I’ve gone back and forth with ‘Ken’ on the Popehat blog more than once over the last few years regarding his remaining an anonymous blogger.
Perhaps I don’t like anonymous bloggers. Perhaps I was envious of what is a dam good title for a law blog. Perhaps I am too defensive.
But no question I ran across the law blog because of it’s valuable insight and commentary running under the tagline “A Group Complaint About Law, Liberty, and Leisure. Ken didn’t hold a punch.
Popehat was ‘outed’ when Radley Balko, senior editor at Reason magazine, and a policy analyst for the Cato Institute, specializing in vice and civil liberties issues, asked White to write about the culture of prosecutorial conduct for Reason.
Unlike too many other criminal defense law bloggers, Ken didn’t hold back on his views in the Reason article, ‘Culture of Misconduct: The Misplaced priorities of prosecutors.’
Yet state and federal prosecutors routinely fall short of this ideal (that prosecutors may strike hard blows but not foul ones). There are too many stories of convictions obtained through subornation of perjury, through suppression of exculpatory evidence, and through the willful use of unreliable, wrongfully obtained confessions.
It’s difficult enough to detect misconduct, mostly due to inadequate funding for criminal defense. But if detection is rare, redress is even rarer. Prosecutors enjoy “absolute immunity” from lawsuits, a privilege no other profession in America enjoys save for judges. In theory, state bars should sanction misbehaving prosecutors, but that is also vanishingly rare. Last September, USA Today found 210 cases in which federal prosecutors had committed ethical breaches so egregious that a federal judge personally rebuked the prosecutor, overturned a conviction, or dismissed the criminal charges entirely. The prosecutor faced serious discipline from a state bar in just one of those 210 cases. Recent studies of misconduct among state prosecutors in California have produced similar results: disturbing examples of misconduct and an even more disturbing lack of accountability.

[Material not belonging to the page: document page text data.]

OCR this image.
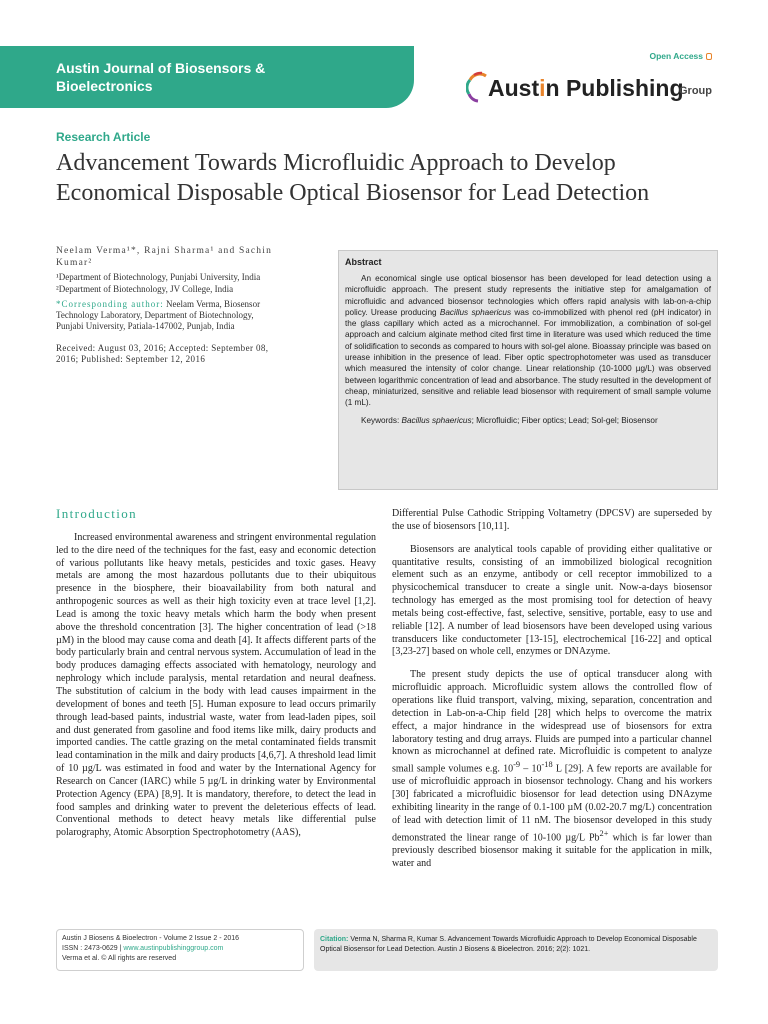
Austin Journal of Biosensors &
Bioelectronics
Open Access
Austin Publishing
Group
Research Article
Advancement Towards Microfluidic Approach to Develop Economical Disposable Optical Biosensor for Lead Detection
Neelam Verma¹*, Rajni Sharma¹ and Sachin
Kumar²
¹Department of Biotechnology, Punjabi University, India
²Department of Biotechnology, JV College, India
*Corresponding author: Neelam Verma, Biosensor
Technology Laboratory, Department of Biotechnology,
Punjabi University, Patiala-147002, Punjab, India
Received: August 03, 2016; Accepted: September 08,
2016; Published: September 12, 2016
Abstract

An economical single use optical biosensor has been developed for lead detection using a microfluidic approach. The present study represents the initiative step for amalgamation of microfluidic and advanced biosensor technologies which offers rapid analysis with lab-on-a-chip policy. Urease producing Bacillus sphaericus was co-immobilized with phenol red (pH indicator) in the glass capillary which acted as a microchannel. For immobilization, a combination of sol-gel approach and calcium alginate method cited first time in literature was used which reduced the time of solidification to seconds as compared to hours with sol-gel alone. Bioassay principle was based on urease inhibition in the presence of lead. Fiber optic spectrophotometer was used as transducer which measured the intensity of color change. Linear relationship (10-1000 µg/L) was observed between logarithmic concentration of lead and absorbance. The study resulted in the development of cheap, miniaturized, sensitive and reliable lead biosensor with requirement of small sample volume (1 mL).

Keywords: Bacillus sphaericus; Microfluidic; Fiber optics; Lead; Sol-gel; Biosensor

Introduction

Increased environmental awareness and stringent environmental regulation led to the dire need of the techniques for the fast, easy and economic detection of various pollutants like heavy metals, pesticides and toxic gases. Heavy metals are among the most hazardous pollutants due to their ubiquitous presence in the biosphere, their bioavailability from both natural and anthropogenic sources as well as their high toxicity even at trace level [1,2]. Lead is among the toxic heavy metals which harm the body when present above the threshold concentration [3]. The higher concentration of lead (>18 µM) in the blood may cause coma and death [4]. It affects different parts of the body particularly brain and central nervous system. Accumulation of lead in the body produces damaging effects associated with hematology, neurology and nephrology which include paralysis, mental retardation and neural deafness. The substitution of calcium in the body with lead causes impairment in the development of bones and teeth [5]. Human exposure to lead occurs primarily through lead-based paints, industrial waste, water from lead-laden pipes, soil and dust generated from gasoline and food items like milk, dairy products and imported candies. The cattle grazing on the metal contaminated fields transmit lead contamination in the milk and dairy products [4,6,7]. A threshold lead limit of 10 µg/L was estimated in food and water by the International Agency for Research on Cancer (IARC) while 5 µg/L in drinking water by Environmental Protection Agency (EPA) [8,9]. It is mandatory, therefore, to detect the lead in food samples and drinking water to prevent the deleterious effects of lead. Conventional methods to detect heavy metals like differential pulse polarography, Atomic Absorption Spectrophotometry (AAS),

Differential Pulse Cathodic Stripping Voltametry (DPCSV) are superseded by the use of biosensors [10,11].

Biosensors are analytical tools capable of providing either qualitative or quantitative results, consisting of an immobilized biological recognition element such as an enzyme, antibody or cell receptor immobilized to a physicochemical transducer to create a single unit. Now-a-days biosensor technology has emerged as the most promising tool for detection of heavy metals being cost-effective, fast, selective, sensitive, portable, easy to use and reliable [12]. A number of lead biosensors have been developed using various transducers like conductometer [13-15], electrochemical [16-22] and optical [3,23-27] based on whole cell, enzymes or DNAzyme.

The present study depicts the use of optical transducer along with microfluidic approach. Microfluidic system allows the controlled flow of operations like fluid transport, valving, mixing, separation, concentration and detection in Lab-on-a-Chip field [28] which helps to overcome the matrix effect, a major hindrance in the widespread use of biosensors for extra laboratory testing and drug arrays. Fluids are pumped into a particular channel known as microchannel at defined rate. Microfluidic is competent to analyze small sample volumes e.g. $10^{-9} - 10^{-18}$ L [29]. A few reports are available for use of microfluidic approach in biosensor technology. Chang and his workers [30] fabricated a microfluidic biosensor for lead detection using DNAzyme exhibiting linearity in the range of 0.1-100 µM (0.02-20.7 mg/L) concentration of lead with detection limit of 11 nM. The biosensor developed in this study demonstrated the linear range of 10-100 µg/L $Pb^{2+}$ which is far lower than previously described biosensor making it suitable for the application in milk, water and

Austin J Biosens & Bioelectron - Volume 2 Issue 2 - 2016
ISSN : 2473-0629 | www.austinpublishinggroup.com
Verma et al. © All rights are reserved
Citation: Verma N, Sharma R, Kumar S. Advancement Towards Microfluidic Approach to Develop Economical Disposable Optical Biosensor for Lead Detection. Austin J Biosens & Bioelectron. 2016; 2(2): 1021.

Though White was finding the ‘veneer of anonymity’ wearing thin and knew that he would soon be ‘outed’ by a successful pro bono defense of a science blogger against a SLAPP threat, he still supports bloggers who choose to remain anonymous.
I’ll also now concede, fully appreciating White’s reasons for anonymity, that there is a place for the anonymous law blogger.
We use the phrase a lawyer’s lawyer in our profession. To me that’s always meant a lawyer among lawyers – someone willing to put up a fight (no matter the personal consequences), a lawyer who’s worked hard to earn their reputation, and a lawyer that gets the best work all by word of mouth, not advertising or promoting themselves.
White, who uses his blog not to promote his firm or practice, may be described as a law blogger’s blogger.
The fact is that bloggers like White do hone their legal skills through blogging, they reinforce their principals through blogging, and ultimately earn a reputation as an excellent lawyer through blogging.
Maybe 2012 will prove to be the year when more lawyers (especially criminal defense lawyers) realize a blog is not a cheap marketing ploy.